Can I run a captive portal in Docker?
None of the three projects ship official Docker images because captive portals require direct access to network interfaces and iptables/nftables rules. However, community-maintained Docker images exist for openNDS and CoovaChilli. You must run these containers in network_mode: host with NET_ADMIN and NET_RAW capabilities to allow firewall rule manipulation. For production deployments on routers, OpenWRT packages remain the recommended approach.
Does CoovaChilli work without a RADIUS server?
Yes, CoovaChilli can operate in standalone mode with a simple click-through splash page and local authentication. However, its most powerful features — user registration, session accounting, bandwidth quotas, and centralized user management — require a RADIUS server such as FreeRADIUS. If you do not need these features, openNDS or Nodogsplash may be simpler alternatives.
How do I customize the captive portal splash page?
For openNDS, customize the HTML templates in the FAS (Forward Authentication Service) directory or the built-in splash page templates. For Nodogsplash, edit the splash page HTML file at /etc/nodogsplash/htdocs/splash.html. For CoovaChilli, modify the UAM server pages or the built-in splash HTML. All three support HTML, CSS, and inline JavaScript for fully custom branding.
Can I use a captive portal with HTTPS networks?

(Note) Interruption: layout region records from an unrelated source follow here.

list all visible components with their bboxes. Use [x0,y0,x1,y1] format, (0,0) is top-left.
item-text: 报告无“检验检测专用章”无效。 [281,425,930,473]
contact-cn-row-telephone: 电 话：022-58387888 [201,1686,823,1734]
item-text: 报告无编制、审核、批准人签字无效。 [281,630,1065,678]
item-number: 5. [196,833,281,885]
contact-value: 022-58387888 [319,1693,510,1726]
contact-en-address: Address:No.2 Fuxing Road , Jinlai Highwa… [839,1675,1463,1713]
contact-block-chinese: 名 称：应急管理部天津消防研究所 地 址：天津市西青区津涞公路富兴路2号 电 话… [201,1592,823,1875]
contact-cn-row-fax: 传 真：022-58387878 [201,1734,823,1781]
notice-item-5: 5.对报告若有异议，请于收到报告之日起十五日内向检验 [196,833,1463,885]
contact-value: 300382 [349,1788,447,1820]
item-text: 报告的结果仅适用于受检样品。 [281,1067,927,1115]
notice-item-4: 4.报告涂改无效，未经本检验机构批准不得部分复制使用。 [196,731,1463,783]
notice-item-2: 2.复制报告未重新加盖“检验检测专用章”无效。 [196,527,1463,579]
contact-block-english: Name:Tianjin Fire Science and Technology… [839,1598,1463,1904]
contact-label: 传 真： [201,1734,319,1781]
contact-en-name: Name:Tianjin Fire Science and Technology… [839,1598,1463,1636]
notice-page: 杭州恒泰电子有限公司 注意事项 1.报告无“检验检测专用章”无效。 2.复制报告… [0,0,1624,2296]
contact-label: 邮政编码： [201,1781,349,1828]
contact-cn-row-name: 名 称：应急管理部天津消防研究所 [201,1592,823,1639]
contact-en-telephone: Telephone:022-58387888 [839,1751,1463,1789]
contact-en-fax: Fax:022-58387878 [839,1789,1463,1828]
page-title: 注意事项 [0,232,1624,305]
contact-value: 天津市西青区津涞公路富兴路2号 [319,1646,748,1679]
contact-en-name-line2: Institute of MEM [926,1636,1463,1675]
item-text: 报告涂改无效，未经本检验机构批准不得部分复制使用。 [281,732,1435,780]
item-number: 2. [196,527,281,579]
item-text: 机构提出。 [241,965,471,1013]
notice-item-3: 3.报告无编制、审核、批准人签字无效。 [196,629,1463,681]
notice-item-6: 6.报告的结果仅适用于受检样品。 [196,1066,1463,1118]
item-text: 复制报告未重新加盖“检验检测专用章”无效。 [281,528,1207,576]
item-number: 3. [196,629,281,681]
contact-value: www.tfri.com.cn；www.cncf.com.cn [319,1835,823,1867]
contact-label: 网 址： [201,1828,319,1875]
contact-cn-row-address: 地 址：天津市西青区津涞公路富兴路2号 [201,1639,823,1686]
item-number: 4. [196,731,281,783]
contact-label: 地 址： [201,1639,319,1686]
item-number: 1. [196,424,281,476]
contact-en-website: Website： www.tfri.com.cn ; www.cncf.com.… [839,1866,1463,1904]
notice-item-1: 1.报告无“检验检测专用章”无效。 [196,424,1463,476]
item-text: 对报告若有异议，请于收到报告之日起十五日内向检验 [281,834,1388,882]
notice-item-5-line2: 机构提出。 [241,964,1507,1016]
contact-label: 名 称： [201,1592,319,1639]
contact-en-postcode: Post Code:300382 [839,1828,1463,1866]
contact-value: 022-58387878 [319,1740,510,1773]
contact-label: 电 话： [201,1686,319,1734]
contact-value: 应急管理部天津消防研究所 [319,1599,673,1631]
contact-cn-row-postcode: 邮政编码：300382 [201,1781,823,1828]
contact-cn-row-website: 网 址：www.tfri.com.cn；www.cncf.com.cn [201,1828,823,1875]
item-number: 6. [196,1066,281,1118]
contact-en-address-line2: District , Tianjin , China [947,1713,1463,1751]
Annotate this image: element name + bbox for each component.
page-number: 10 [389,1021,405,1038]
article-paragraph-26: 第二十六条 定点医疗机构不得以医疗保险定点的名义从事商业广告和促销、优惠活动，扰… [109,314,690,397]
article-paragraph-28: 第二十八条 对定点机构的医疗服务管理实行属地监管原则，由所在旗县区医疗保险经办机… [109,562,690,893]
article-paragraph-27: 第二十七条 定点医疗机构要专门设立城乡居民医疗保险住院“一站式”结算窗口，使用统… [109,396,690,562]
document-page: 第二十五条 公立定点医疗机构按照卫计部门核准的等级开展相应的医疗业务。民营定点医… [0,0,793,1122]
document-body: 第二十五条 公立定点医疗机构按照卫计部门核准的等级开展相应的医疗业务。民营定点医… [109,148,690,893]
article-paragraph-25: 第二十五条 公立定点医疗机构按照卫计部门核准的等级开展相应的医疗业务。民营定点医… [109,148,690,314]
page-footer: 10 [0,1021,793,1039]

Captive portals cannot intercept HTTPS traffic directly due to TLS encryption. Instead, they rely on HTTP-based captive portal detection: the client OS probes known HTTP endpoints (e.g., captive.apple.com, connectivitycheck.gstatic.com) and the captive portal intercepts these requests, returning a redirect to the splash page. Modern iOS, Android, and Windows implementations handle this automatically. For HTTPS-only clients, DNS-based detection (FQDN token method in openNDS) provides a workaround.
How many concurrent users can these tools handle?
Performance depends on the underlying hardware. On a typical OpenWRT router (ARM CPU, 128 MB RAM):
- Nodogsplash: up to 128 concurrent clients with minimal impact
- openNDS: up to 256 concurrent clients (configurable via MaxClients)
- CoovaChilli: up to 512+ concurrent clients, limited mainly by RADIUS server capacity
For larger deployments, the bottleneck is typically the upstream router’s NAT table and bandwidth, not the captive portal software itself.